Озеро покрылось зеркальным льдом. Майор Щенников, хороший спортсмен, бегал по этому изумительному катку на коньках. Озеро громадное: в ширину больше километра, а в длину, видимо, и все десять. Такого раздолья для катания вряд ли где можно сыскать. У нас коньков не было, и нам оставалось только завидовать командиру роты. Несмотря на запрет, мы все свободное время пропадали на льду. Отойдя от берега метров на сто, мы наблюдали сквозь прозрачный лед растущие на дне растения, плавающих рыб. Лед иногда слегка трещал, было страшновато, но желание видеть подледный мир пересиливало. Некоторые ребята пробивали на льду лунки, и к ним подплывали дышать большие рыбины. Затаив дыхание, мы с восторгом следили за потаенной жизнью.

Выпал снег. Лыж у нас не было, и мы отводили душу в катании с горок на больших санях. В такие сани набивалось человек двадцать. Вместе с нами садились и офицеры, и официантки. С визгом и уханьем мчались мы с горы. Потом привезли финские санки  гнутые металлические прутья на двух полозьях. Ездить на них можно было только стоя. На них катались и с горок, и по льду озера.

По вечерам при тусклом свете керосиновых ламп в казарме устраивались импровизированные концерты. Майор Щенников аккомпанировал на гитаре, а Костя Гавришин и Марат Рахимов отплясывали чечетку.

Время шло. До нас доходили вести, что ребята первой и второй рот начали заниматься, что училище уже отремонтировано, но пока полностью не налажено отопление и воспитанники вынуждены сидеть в классах в шинелях и шапках.

Наконец в середине декабря нам объявили, что и мы переезжаем в Ленинград. С песнями дошли до станции, сели в поезд. Вот и Ленинград. В училище нас ожидала санобработка. По чьему-то недосмотру, а может по незнанию, все пропущенные через сушилку зимние шапки сели и никому не налезали на голову. Начальство ругалось, несколько мешков шапок пришлось списать. Нам выдали новые.

Здание училища полностью отремонтировали и покрасили. У парадного входа стояли два корабельных орудия. Словом, все как положено во флотском учреждении.

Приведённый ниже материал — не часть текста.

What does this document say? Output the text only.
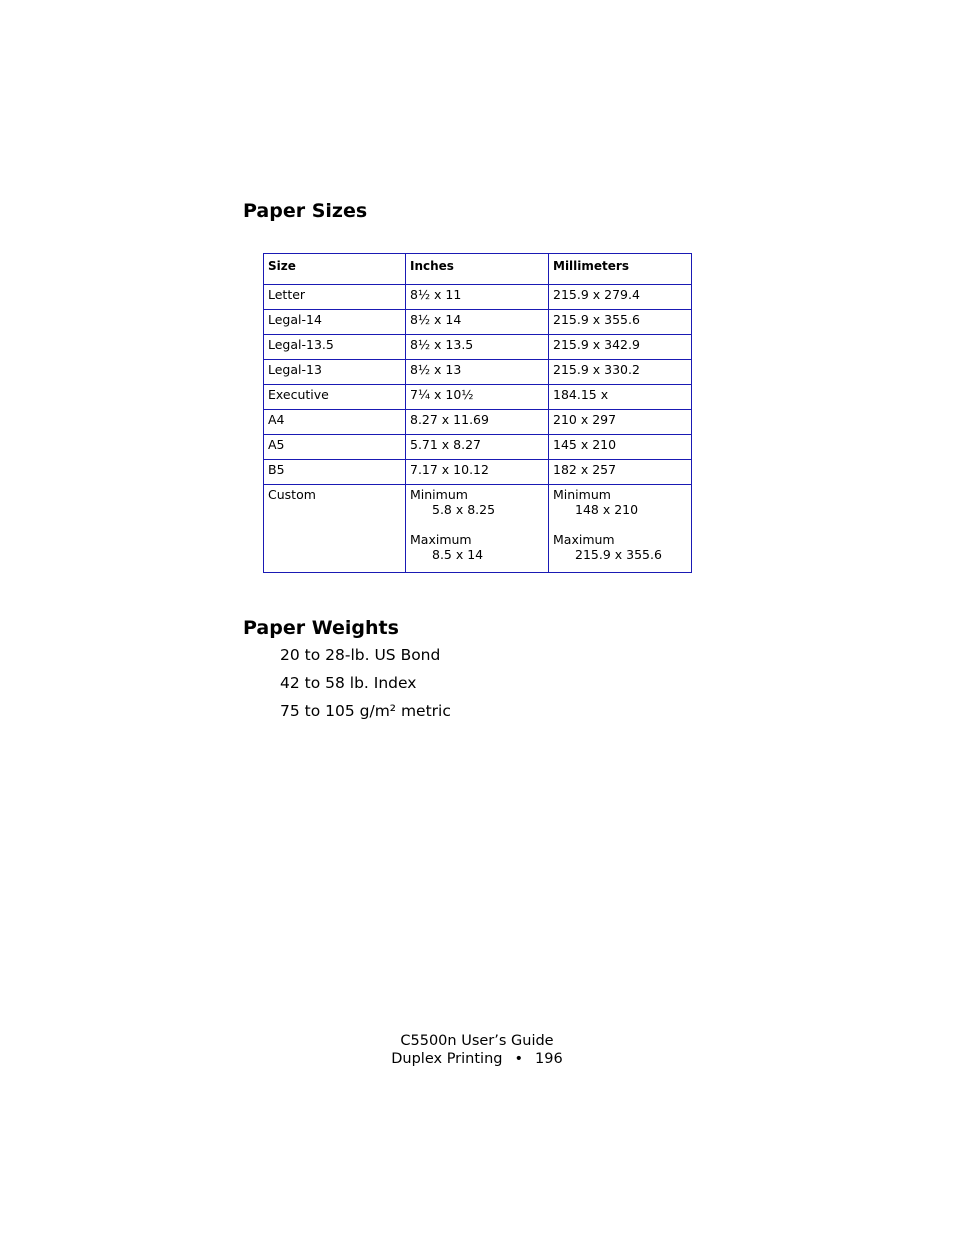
Paper Sizes
Size	Inches	Millimeters
Letter	8½ x 11	215.9 x 279.4
Legal-14	8½ x 14	215.9 x 355.6
Legal-13.5	8½ x 13.5	215.9 x 342.9
Legal-13	8½ x 13	215.9 x 330.2
Executive	7¼ x 10½	184.15 x
A4	8.27 x 11.69	210 x 297
A5	5.71 x 8.27	145 x 210
B5	7.17 x 10.12	182 x 257
Custom	Minimum
5.8 x 8.25
Maximum
8.5 x 14	Minimum
148 x 210
Maximum
215.9 x 355.6
Paper Weights
20 to 28-lb. US Bond
42 to 58 lb. Index
75 to 105 g/m² metric
C5500n User’s Guide
Duplex Printing • 196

Сейчас трудно уже представить нахимовское училище где-то в другом месте. Выбирая здание и место, капитан первого ранга Изачик предусмотрел все. И близость Невы, и соседство с Петропавловской крепостью, и с Летним садом. Можно ли еще найти такое чудесное место в Ленинграде?.. Ну и наконец, сама Петроградская сторона. Один из красивейших районов города. Неподалеку знаменитый Домик Петра I, парк, памятник миноносцу «Стерегущий». И не случайно легендарный крейсер «Аврора» стал потом на вечную стоянку именно здесь, напротив нахимовского училища.

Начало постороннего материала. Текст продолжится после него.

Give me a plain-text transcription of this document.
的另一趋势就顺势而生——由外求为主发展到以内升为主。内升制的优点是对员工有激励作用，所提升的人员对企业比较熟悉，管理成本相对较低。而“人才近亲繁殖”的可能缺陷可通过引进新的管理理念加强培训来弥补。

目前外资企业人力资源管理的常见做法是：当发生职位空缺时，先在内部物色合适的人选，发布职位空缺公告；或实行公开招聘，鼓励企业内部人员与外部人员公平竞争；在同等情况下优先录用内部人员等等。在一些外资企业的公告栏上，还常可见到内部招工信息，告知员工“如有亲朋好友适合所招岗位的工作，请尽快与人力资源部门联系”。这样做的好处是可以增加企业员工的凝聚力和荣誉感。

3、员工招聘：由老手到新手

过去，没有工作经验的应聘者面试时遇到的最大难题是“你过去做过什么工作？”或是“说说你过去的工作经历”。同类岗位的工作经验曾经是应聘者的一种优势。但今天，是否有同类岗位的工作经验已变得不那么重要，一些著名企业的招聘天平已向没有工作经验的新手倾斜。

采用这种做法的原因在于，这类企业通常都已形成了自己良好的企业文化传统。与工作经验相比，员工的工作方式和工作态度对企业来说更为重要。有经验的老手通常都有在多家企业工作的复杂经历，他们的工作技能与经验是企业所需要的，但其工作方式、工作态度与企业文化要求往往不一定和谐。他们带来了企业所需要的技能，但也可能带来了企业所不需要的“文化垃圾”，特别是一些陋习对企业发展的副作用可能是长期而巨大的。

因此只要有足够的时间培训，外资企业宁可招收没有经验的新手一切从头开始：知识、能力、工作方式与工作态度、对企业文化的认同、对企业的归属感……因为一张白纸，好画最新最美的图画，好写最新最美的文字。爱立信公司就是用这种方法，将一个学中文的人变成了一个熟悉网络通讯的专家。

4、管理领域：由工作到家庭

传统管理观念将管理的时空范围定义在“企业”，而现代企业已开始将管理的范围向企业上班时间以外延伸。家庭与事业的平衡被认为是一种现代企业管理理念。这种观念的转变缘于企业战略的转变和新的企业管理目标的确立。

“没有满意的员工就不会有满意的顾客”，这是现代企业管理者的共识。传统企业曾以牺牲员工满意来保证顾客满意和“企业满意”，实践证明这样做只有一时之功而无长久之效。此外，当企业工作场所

Само здание также историческая достопримечательность. Оно было построено в 19081912 годах по проекту архитектора Александра Ивановича Дмитриева к 200-летию Петербурга. Здание выполнено в стиле русского барокко Петровской эпохи. На великолепном фасаде барельеф Петра I.

Здание строилось специально для реального училища и до революции носило название «Училище имени Петра Великого».

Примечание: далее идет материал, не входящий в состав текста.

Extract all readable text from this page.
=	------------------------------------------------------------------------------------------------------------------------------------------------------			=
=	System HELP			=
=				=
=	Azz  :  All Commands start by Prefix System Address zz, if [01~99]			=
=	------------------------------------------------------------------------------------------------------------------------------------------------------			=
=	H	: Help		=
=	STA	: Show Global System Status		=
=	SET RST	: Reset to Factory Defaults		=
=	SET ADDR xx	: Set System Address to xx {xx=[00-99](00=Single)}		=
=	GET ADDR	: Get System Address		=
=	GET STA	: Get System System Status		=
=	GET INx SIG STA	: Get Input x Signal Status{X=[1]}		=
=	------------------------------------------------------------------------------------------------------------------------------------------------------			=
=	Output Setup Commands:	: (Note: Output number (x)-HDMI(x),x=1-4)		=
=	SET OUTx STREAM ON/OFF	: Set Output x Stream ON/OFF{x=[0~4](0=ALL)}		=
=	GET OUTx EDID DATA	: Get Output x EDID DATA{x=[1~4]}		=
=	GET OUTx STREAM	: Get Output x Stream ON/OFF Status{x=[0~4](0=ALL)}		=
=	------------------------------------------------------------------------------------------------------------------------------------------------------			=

После революции вплоть до Великой Отечественной войны в нем размещалась 85-я школа Петроградского района. К моменту создания нахимовского училища помещения были законсервированы и требовали капитального ремонта.

Руководители городского комитета партии, власти города, командование училища приложили много усилий, чтобы в короткие сроки закончить ремонт. Конечно, не все сразу наладилось. Вначале плохо было с отоплением, и поэтому на первых порах зимой нам иногда приходилось сидеть в классах в шинелях и шапках. Но никто не хныкал, трудности преодолевали стойко.

Вначале мы жили и учились в одном корпусе. Спали на двухъярусных железных кроватях. Каждый класс имел свое классное помещение, где кроме занятий по общим предметам мы по вечерам занимались самоподготовкой. Трудно было готовиться к урокам при таком количестве людей: кто учил, кто разговаривал, кто просто мешал. Но постепенно все отладилось. Сначала на самоподготовке присутствовал офицер-воспитатель, потом помкомвзвода, а в дальнейшем достаточно было авторитета вице-старшины класса, нашего товарища. Да и привычка выработалась не отвлекаться на посторонние шумы.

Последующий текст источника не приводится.